There’s a lot going on behind closed doors in the NFL.
The main reason is because they’re terrified of losing fans after the blatant disrespect the anthem-kneelers have shown.
And now we’re finding out shocking details about one secret closed-door meeting.
Of all the institutions, a reporter at the New York Times got his hands on an audio recording of a private meeting between prominent players, NFLowners, and Commissioner Roger Goodell regarding the anthem protests.
The three-hour meeting consisted largely of the players’ contempt for the owners and how the instigator of the protests, Colin Kaepernick, wasn’t in the NFL anymore.
During this meeting, the owners also pleaded with the players to stop the protests because it’s ultimately affecting their bottom line.
But they also discussed President Trump’s influence in all of this.
Right before week three of last season, Trump was at a rally and urged team owners to take their players off the field if they refused to stand for the National Anthem.
This was met with immense backlash among players and protests were more prominent that Sunday.
But among the shocking comments, Trump supporter and friend, Patriots owner Robert Kraft, was particularly hypercritical of Trump’s “divisiveness.”
Breitbart reports:
“NFL Commissioner Roger Goodell reportedly started the meeting asking those in attendance to “keep this confidential,” but did not seem to have too much to say during the proceedings.
The group of players who attended the meeting to wring concessions from the league slammed the owners for “blackballing” former San Francisco 49ers quarterback Colin Kaepernick.
Utterly ignoring the fans’ dislike of the protests, Philadelphia Eagles defensive lineman Chris Long scolded owners saying, “If he was on a roster right now, all this negativeness and divisiveness could be turned into a positive.”
Long went on to insist, “we all agree in this room as players that he should be on a roster.” To that claim, though, Eagles owner Jeffrey Lurie scoffed saying that social justice is not “about one person.”
Former Kaepernick teammate Eric Reid, who has also turned free agent and found himself unable to find a new team, reportedly wore a Kaepernick T-Shirt into the meeting and attacked the owners for “blackballing” his friend.
“I feel like he was hung out to dry,” the Times says Reid told the owners. “Everyone in here is talking about how much they support us.

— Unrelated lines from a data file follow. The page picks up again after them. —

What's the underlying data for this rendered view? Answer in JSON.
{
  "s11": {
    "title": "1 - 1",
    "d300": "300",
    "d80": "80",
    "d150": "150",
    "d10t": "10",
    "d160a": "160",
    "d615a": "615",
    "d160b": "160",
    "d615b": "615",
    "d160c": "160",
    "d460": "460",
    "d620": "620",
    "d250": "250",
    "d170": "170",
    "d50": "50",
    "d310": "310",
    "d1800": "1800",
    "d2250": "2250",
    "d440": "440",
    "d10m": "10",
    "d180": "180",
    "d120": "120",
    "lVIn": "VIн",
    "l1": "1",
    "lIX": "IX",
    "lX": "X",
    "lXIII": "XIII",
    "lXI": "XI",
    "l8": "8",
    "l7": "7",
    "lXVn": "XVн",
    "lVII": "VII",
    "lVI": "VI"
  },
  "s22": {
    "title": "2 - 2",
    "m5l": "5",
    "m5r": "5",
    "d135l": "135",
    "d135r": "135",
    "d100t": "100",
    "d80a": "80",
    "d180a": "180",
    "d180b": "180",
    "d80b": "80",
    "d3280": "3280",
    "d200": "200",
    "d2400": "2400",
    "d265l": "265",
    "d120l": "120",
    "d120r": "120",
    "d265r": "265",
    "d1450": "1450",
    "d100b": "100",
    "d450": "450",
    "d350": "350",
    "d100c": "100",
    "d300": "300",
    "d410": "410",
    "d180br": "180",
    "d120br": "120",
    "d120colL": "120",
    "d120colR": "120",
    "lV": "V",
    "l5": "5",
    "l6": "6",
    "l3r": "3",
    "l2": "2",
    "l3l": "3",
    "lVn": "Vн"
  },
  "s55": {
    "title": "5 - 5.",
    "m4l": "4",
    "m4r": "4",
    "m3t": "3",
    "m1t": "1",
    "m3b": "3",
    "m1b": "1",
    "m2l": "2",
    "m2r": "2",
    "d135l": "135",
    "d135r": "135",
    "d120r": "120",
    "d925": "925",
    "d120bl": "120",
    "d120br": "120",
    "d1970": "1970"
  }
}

Nobody stepped up and said we support Colin’s right to do this. We all let him become Public Enemy No. 1 in this country, and he still doesn’t have a job.”

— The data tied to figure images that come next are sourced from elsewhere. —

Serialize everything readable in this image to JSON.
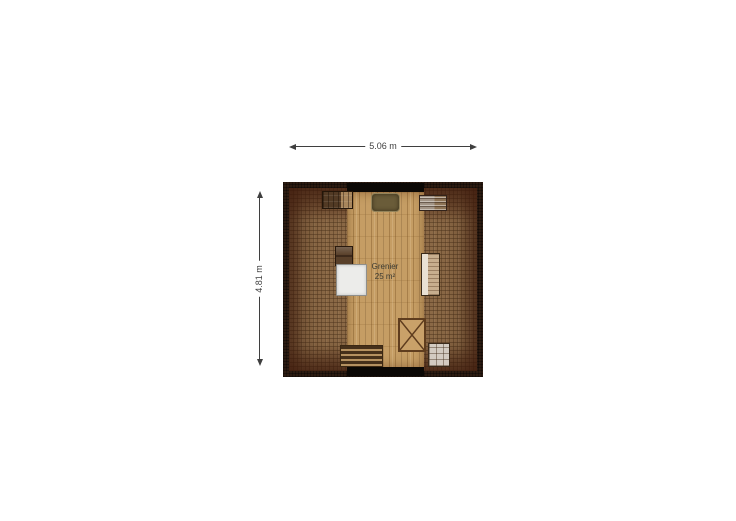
{
  "floorplan": {
    "room": {
      "name": "Grenier",
      "area": "25 m²"
    },
    "dimensions": {
      "width_label": "5.06 m",
      "height_label": "4.81 m"
    },
    "colors": {
      "wall": "#0b0805",
      "roof_border": "#2c1b11",
      "carpet": "#8b6946",
      "wood": "#c59d64",
      "dim_line": "#3f3f3f",
      "label_text": "#3a3a32"
    },
    "furniture": [
      {
        "name": "dresser-top-left"
      },
      {
        "name": "storage-bench-top"
      },
      {
        "name": "dresser-top-right"
      },
      {
        "name": "cabinet-left"
      },
      {
        "name": "white-table"
      },
      {
        "name": "shelf-sofa-right"
      },
      {
        "name": "floor-hatch"
      },
      {
        "name": "stairs"
      },
      {
        "name": "cabinet-bottom-right"
      }
    ]
  }
}
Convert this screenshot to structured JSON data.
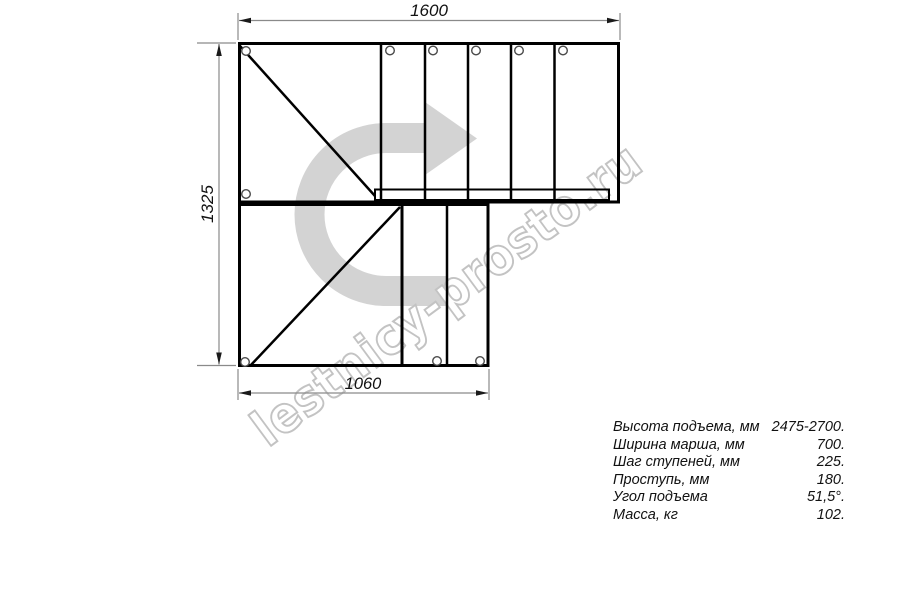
{
  "watermark": {
    "text": "lestnicy-prosto.ru"
  },
  "drawing": {
    "title": "L-shaped staircase plan (top view)",
    "dimensions": {
      "top_width_mm": "1600",
      "left_height_mm": "1325",
      "bottom_width_mm": "1060"
    }
  },
  "specs": {
    "rows": [
      {
        "label": "Высота подъема, мм",
        "value": "2475-2700."
      },
      {
        "label": "Ширина марша, мм",
        "value": "700."
      },
      {
        "label": "Шаг ступеней, мм",
        "value": "225."
      },
      {
        "label": "Проступь, мм",
        "value": "180."
      },
      {
        "label": "Угол подъема",
        "value": "51,5°."
      },
      {
        "label": "Масса, кг",
        "value": "102."
      }
    ]
  },
  "colors": {
    "line_black": "#000000",
    "dim_gray": "#8a8a8a",
    "arrow_gray": "#d3d3d3",
    "watermark_outline": "#c3c3c3"
  }
}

For his part, former wide receiver Anquan Boldin insisted that the owners have failed the players by not stepping up to support the player protests. Boldin insisted that the owners needed to speak out, “Letting people know it’s not just the players that care about these issues, but the owners, too.”
With their comments, the player’s seemed uninterested in what fans think and felt that their anti-American protests should simply be accepted without question. Indeed, not just accepted but given full-throated support by the league and owners.
Team owners, though, stressed how the protests were destroying the fan base and hurting the business bottom line, especially where it came to President Donald Trump’s loud and persistent criticism of the anti-Americanism evinced by the league.
The paper noted that Bob Kraft was particularly outspoken:
The New England Patriots owner Robert K. Kraft pointed to another ‘elephant in the room.’‘This kneeling,’ he said.‘The problem we have is, we have a president who will use that as fodder to do his mission that I don’t feel is in the best interests of America,’ said Kraft, who is a longtime supporter of Mr. Trump’s.
‘It’s divisive, and it’s horrible.’
Eagles owner Jeffrey Lurie agreed that the league needed to find a way to make sure Trump stopped his broadsides. “We’ve got to be careful not to be baited by Trump or whomever else. We have to find a way to not be divided and not get baited,” Laurie said.
Buffalo Bills owner Terry Pegula also seemed to want a way to avoid the mounting criticism of the league.
“All Donald needs to do is to start to do this again,” Pegula exclaimed. “We need some kind of immediate plan because of what’s going on in society. All of us now, we need to put a Band-Aid on what’s going on in the country.”
“We’re getting hit with a tsunami,” Pegula added about the growing anti-NFL sentiment.
But the Houston Texans owner was direct:
The Houston Texans owner Bob McNair was more direct. He urged the players to tell their colleagues to, essentially, knock off the kneeling. ‘You fellas need to ask your compadres, fellas, stop that other business, let’s go out and do something that really produces positive results, and we’ll help you.’”
What’s odd is that they’re vilifying President Trump for expressing concern for anti-American attitudes.
They need to take a long hard look in the mirror before they point fingers at anybody else.